Robert Chen was supported by the Catherine Manson Chair in Movement Disorders.

Alfonso Fasano was partly supported by the University of Toronto and University Health Network Chair in Neuromodulation.

Rick Helmich was supported by the Netherlands Organization for Scientific Research (VIDI grant, # 09150172010044) and the Michael J. Fox Foundation (# MJFF-021001).

William D. Hutchison was support by the Dystonia Medical Research Foundation.

Andrea A. Kühn and Wolf-Julian Neumann were supported by Deutsche Forschungsgemeinschaft (DFG, German Research Foundation) – Project-ID 424778381 – TRR 295 and Bundesministerium für Bildung und Forschung (BMBF, grant iDBS, FKZ01GQ1802).

Kaviraja Udupa was supported by Intramural research grants from NIMHANS and the Dept of Science & Technology (DST/SATYAM-19/2020/48).

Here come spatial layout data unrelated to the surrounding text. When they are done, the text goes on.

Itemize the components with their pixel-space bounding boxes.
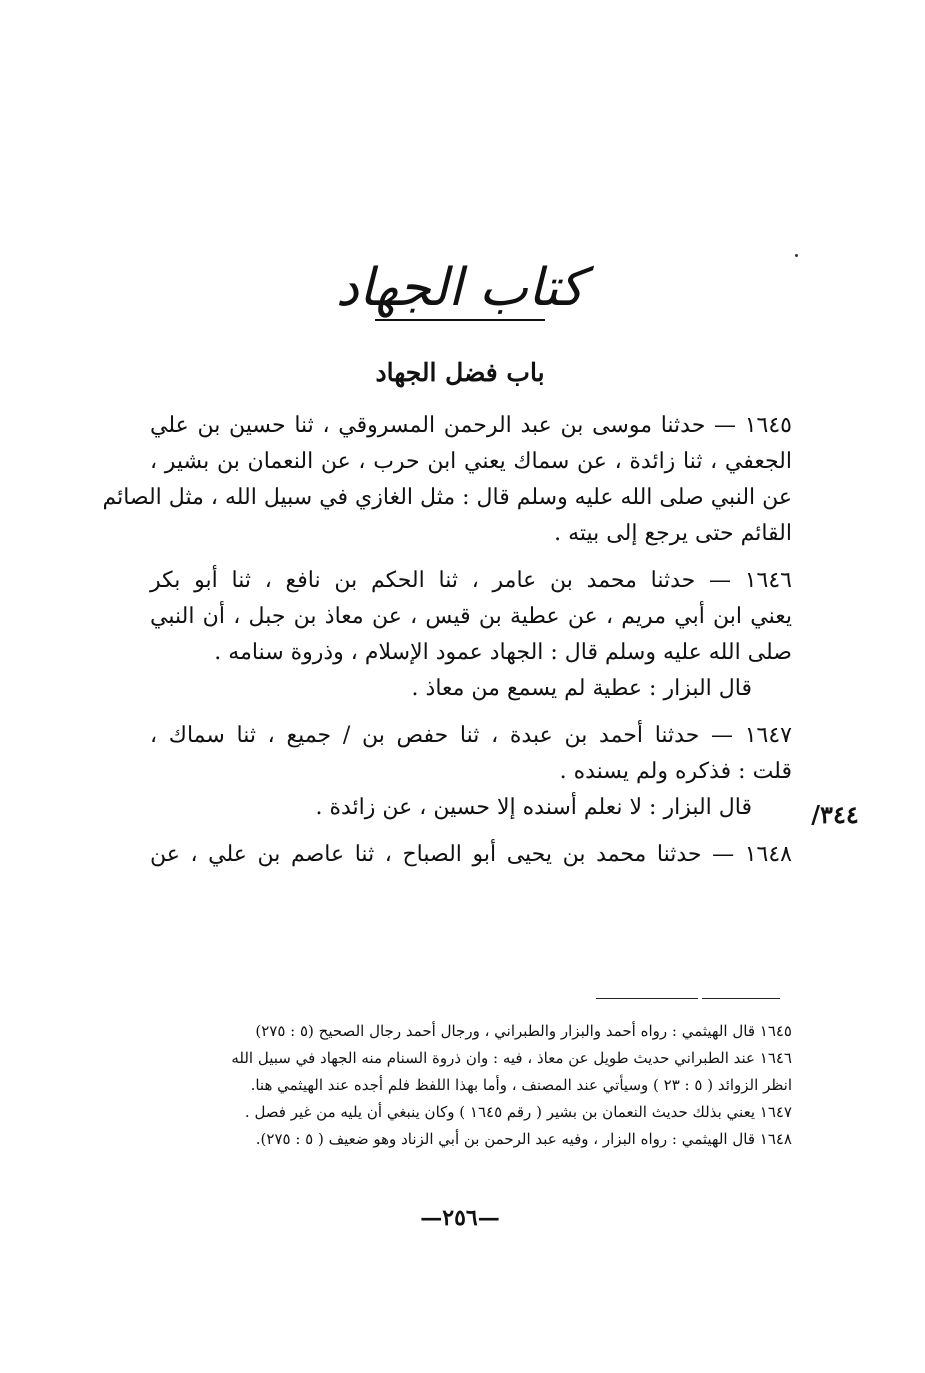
margin-page-reference: ٣٤٤/ xyxy=(811,800,859,829)
chapter-heading: باب فضل الجهاد xyxy=(375,358,545,387)
text-line: ١٦٤٥ — حدثنا موسى بن عبد الرحمن المسروقي ، ثنا حسين بن علي xyxy=(150,413,792,438)
text-line: الجعفي ، ثنا زائدة ، عن سماك يعني ابن حرب ، عن النعمان بن بشير ، xyxy=(150,449,792,474)
footnote-line: ١٦٤٧ يعني بذلك حديث النعمان بن بشير ( رقم ١٦٤٥ ) وكان ينبغي أن يليه من غير فصل . xyxy=(244,1103,792,1121)
text-line: صلى الله عليه وسلم قال : الجهاد عمود الإسلام ، وذروة سنامه . xyxy=(214,640,792,665)
hadith-text xyxy=(102,408,792,884)
text-line: قلت : فذكره ولم يسنده . xyxy=(559,759,792,784)
print-speck xyxy=(795,254,798,257)
title-underline xyxy=(375,319,545,321)
bazzar-comment: قال البزار : لا نعلم أسنده إلا حسين ، عن زائدة . xyxy=(315,795,752,820)
footnote-line: ١٦٤٨ قال الهيثمي : رواه البزار ، وفيه عبد الرحمن بن أبي الزناد وهو ضعيف ( ٥ : ٢٧٥). xyxy=(255,1130,792,1148)
bazzar-comment: قال البزار : عطية لم يسمع من معاذ . xyxy=(411,676,752,701)
text-line: ١٦٤٧ — حدثنا أحمد بن عبدة ، ثنا حفص بن / جميع ، ثنا سماك ، xyxy=(150,723,792,748)
text-line: يعني ابن أبي مريم ، عن عطية بن قيس ، عن معاذ بن جبل ، أن النبي xyxy=(150,604,792,629)
page-number: —٢٥٦— xyxy=(420,1205,500,1231)
footnote-line: ١٦٤٦ عند الطبراني حديث طويل عن معاذ ، فيه : وان ذروة السنام منه الجهاد في سبيل الله xyxy=(231,1049,792,1067)
book-title: كتاب الجهاد xyxy=(335,258,585,318)
footnote-line: ١٦٤٥ قال الهيثمي : رواه أحمد والبزار والطبراني ، ورجال أحمد رجال الصحيح (٥ : ٢٧٥) xyxy=(255,1022,792,1040)
text-line: ١٦٤٨ — حدثنا محمد بن يحيى أبو الصباح ، ثنا عاصم بن علي ، عن xyxy=(150,842,792,867)
footnote-separator xyxy=(596,998,780,999)
hadith-1647 xyxy=(150,718,792,826)
separator-gap xyxy=(698,997,702,1000)
text-line: عن النبي صلى الله عليه وسلم قال : مثل الغازي في سبيل الله ، مثل الصائم xyxy=(102,485,792,510)
text-line: القائم حتى يرجع إلى بيته . xyxy=(554,521,792,546)
hadith-1646 xyxy=(150,563,792,707)
footnote-line: انظر الزوائد ( ٥ : ٢٣ ) وسيأتي عند المصنف ، وأما بهذا اللفظ فلم أجده عند الهيثمي هنا. xyxy=(250,1076,792,1094)
footnotes xyxy=(140,1020,792,1155)
text-line: ١٦٤٦ — حدثنا محمد بن عامر ، ثنا الحكم بن نافع ، ثنا أبو بكر xyxy=(150,568,792,593)
hadith-1648 xyxy=(150,837,792,873)
hadith-1645 xyxy=(102,408,792,552)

Declaration of Competing Interest

The authors declare the following financial interests/personal relationships which may be considered as potential competing interests: Robert Chen received honoraria from Abbvie, Merz and Ipsen, outside of the submitted work. Alfonso Fasano received honoraria for his work as consultant for Abbvie, Abbott, Boston Scientific, Ipsen, Medtronic, and Sunovion; he sits in the advisory board for Abbvie, Boston Scientific, Ceregate, and Inbrain; received speaker fees from Abbvie, Abbott, American Academy of Neurology, Boston Scientific, Brainlab, Ipsen, Medtronic, Merz, Movement Disorders Society, Sunovion, Paladin Labs, and UCB; he received royalties from Springer and has received research grants from Abbvie, Boston Scientific, Dystonia Medical Research Foundation, University of Toronto, Michael J Fox Foundation, Medtronic, and the MSA coalition. Rick Helmich has served as a consultant for Roche Pharma. William D. Hutchison has received honoraria and travel support from Medtronic Inc. Andrea A. Kuhn: Personal fees from Medtronic, personal fees from Boston Scientific, personal fees from Abbott, personal fees from Ipsen Pharma, personal fees from Teva, outside the submitted work. The other authors declare that they have no known competing financial interests or personal relationships that could have appeared to influence the work reported in this paper.